Grandpa harrumphed and stared at his plate of cheese. I bowled a week-dead honeybee at a platoon of dead spiders and ants. They scattered on impact and ricocheted off the screen in a cascade of legs, thoraxes, and antennae.
“There’s a matter of your mother’s estate that we need to talk about,” said Grandpa.
Mom crossed her arms. Grandpa cleared his throat.
“As you know, your mother had a substantial life insurance policy. When she died, she had it set up to go into a trust funds for your boys. You’re supposed to manage it until they come of age. As the executor of that will, I just want to tell you something.” He looked up at the ceiling as though looking for the words in the knockdown white speckles. He looked up, and just kept looking up. Then he said, “I don’t want you running off and investing it in some idiot startup business, or worse, giving it all to some bozo pastor.”
Mom’s face turned radish-red and I could see steam rising from her skull, or maybe it was the lobster pot, or maybe it was just that she was like a lobster, just mad as hell. She crunched her knuckles like snappable claws. She glared boiling streams across the kitchen.
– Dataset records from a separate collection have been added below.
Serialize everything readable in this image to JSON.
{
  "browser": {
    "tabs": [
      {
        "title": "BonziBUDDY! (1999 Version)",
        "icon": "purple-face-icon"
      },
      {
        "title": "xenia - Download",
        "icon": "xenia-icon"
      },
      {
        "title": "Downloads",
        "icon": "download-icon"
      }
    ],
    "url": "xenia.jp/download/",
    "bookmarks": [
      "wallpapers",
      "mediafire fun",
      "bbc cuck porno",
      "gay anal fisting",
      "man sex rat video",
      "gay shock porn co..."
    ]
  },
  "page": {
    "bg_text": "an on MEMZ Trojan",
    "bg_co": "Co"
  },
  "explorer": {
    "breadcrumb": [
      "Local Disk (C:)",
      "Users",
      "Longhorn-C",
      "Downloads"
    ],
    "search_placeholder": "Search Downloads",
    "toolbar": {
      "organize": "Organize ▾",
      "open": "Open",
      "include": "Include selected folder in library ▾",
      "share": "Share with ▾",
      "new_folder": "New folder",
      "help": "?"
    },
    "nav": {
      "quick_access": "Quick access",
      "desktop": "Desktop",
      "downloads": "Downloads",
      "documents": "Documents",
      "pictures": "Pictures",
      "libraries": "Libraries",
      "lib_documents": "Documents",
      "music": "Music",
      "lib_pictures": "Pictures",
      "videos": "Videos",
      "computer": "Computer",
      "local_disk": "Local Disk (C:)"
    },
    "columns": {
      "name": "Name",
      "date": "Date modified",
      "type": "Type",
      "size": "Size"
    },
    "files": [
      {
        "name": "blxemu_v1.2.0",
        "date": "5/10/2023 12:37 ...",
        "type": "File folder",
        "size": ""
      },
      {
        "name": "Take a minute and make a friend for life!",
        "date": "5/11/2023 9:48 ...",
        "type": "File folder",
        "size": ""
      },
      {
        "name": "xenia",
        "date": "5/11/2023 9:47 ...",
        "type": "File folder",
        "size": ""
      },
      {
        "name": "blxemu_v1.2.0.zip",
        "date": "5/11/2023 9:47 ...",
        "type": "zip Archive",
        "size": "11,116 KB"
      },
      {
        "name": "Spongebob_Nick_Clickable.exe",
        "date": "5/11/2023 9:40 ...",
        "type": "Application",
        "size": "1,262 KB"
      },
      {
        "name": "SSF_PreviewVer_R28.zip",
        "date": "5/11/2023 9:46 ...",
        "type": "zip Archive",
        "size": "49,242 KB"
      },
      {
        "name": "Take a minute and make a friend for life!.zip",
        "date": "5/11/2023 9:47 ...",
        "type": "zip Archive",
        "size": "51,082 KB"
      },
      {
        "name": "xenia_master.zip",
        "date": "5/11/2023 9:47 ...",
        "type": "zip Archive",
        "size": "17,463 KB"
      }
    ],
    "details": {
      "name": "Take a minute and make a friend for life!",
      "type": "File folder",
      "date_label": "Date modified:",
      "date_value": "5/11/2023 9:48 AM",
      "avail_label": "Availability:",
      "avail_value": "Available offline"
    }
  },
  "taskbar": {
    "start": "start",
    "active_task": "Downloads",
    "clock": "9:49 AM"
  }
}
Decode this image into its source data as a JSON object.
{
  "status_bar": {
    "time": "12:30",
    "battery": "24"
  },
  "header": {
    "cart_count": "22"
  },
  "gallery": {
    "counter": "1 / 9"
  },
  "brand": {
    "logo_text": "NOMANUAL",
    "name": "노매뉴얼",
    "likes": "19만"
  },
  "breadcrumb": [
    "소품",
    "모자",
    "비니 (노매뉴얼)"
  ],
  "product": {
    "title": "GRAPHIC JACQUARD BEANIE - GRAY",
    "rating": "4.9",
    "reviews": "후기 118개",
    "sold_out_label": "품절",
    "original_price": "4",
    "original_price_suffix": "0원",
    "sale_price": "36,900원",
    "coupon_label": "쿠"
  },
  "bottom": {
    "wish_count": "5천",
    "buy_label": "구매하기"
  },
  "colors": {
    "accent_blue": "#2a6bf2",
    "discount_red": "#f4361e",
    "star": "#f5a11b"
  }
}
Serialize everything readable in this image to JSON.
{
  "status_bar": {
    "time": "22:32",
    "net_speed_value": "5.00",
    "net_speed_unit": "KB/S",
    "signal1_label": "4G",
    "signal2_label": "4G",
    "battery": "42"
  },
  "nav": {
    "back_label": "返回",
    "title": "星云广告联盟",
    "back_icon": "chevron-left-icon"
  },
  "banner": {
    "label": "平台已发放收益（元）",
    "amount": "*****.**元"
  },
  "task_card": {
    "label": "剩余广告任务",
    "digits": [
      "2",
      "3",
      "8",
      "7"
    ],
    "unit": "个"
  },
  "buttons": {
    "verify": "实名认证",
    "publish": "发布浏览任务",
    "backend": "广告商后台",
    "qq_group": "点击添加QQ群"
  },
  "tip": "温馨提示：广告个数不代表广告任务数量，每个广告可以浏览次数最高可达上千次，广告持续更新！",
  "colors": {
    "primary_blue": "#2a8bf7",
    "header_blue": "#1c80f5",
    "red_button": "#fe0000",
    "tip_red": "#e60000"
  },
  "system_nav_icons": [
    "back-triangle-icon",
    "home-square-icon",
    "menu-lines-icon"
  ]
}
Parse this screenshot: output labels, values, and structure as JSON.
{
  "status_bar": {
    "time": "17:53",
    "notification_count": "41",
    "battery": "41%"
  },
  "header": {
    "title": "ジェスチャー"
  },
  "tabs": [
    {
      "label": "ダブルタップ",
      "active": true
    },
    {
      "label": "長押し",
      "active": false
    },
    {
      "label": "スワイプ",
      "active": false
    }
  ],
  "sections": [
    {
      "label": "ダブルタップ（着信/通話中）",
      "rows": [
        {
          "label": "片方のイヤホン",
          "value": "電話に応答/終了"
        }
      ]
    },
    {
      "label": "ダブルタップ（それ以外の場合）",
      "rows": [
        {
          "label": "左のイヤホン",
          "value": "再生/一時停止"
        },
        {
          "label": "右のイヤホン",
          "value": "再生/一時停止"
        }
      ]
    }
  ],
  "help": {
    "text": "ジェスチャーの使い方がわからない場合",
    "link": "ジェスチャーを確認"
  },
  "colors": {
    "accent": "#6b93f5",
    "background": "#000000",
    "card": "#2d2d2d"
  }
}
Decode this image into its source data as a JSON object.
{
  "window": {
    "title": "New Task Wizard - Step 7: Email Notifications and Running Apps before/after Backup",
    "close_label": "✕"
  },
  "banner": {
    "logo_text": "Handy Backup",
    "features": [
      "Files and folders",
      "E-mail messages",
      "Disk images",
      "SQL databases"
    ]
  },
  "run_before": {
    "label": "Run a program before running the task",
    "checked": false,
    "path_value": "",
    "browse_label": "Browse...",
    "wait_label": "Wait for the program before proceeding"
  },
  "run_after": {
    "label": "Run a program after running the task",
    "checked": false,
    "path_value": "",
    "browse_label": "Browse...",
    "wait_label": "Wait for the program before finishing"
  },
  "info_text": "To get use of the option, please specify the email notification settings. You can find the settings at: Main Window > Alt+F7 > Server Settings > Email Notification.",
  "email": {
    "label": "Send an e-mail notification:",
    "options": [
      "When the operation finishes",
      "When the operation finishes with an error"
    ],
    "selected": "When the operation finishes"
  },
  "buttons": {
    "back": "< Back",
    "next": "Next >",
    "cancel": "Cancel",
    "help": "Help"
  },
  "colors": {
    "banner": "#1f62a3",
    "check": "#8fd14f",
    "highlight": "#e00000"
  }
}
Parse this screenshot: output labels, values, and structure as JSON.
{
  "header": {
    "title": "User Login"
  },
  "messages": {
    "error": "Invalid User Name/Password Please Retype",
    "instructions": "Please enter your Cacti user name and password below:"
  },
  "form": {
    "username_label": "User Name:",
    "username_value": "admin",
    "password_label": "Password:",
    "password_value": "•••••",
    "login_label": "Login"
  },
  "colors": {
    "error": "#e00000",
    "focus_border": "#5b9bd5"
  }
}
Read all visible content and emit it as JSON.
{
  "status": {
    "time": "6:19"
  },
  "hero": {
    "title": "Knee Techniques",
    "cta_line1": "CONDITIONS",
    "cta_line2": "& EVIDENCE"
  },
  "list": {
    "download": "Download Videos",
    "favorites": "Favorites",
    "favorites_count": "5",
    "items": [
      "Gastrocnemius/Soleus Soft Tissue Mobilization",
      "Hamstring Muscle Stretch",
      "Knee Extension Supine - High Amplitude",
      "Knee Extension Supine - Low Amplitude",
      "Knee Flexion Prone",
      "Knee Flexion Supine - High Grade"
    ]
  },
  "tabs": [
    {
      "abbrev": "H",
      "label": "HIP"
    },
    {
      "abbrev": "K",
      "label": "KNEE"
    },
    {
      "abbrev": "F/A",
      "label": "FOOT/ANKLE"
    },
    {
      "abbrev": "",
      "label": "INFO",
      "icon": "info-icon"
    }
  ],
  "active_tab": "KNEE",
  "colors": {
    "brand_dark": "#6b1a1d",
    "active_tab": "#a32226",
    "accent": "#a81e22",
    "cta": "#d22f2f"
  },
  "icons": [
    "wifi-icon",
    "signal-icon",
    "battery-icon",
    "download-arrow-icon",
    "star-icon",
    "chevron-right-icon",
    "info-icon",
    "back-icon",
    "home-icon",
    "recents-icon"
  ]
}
Grandpa, at a loss for words for once, ate more cheese.
He began choking.
I cried.
Mom performed a sort of magical stomach thrust, amazing, considering Grandpa’s girth, and the cheese was ejected to the floor where it was immediately consumed by the dog. We called the dog “Muffin,” but his name was actually “Reginald Marksman VI.” He had papers. I had seen them.
Mom went back to the lobsters.
Grandpa went back to the living room.
I went back to the battle, full of fresh ideas about war.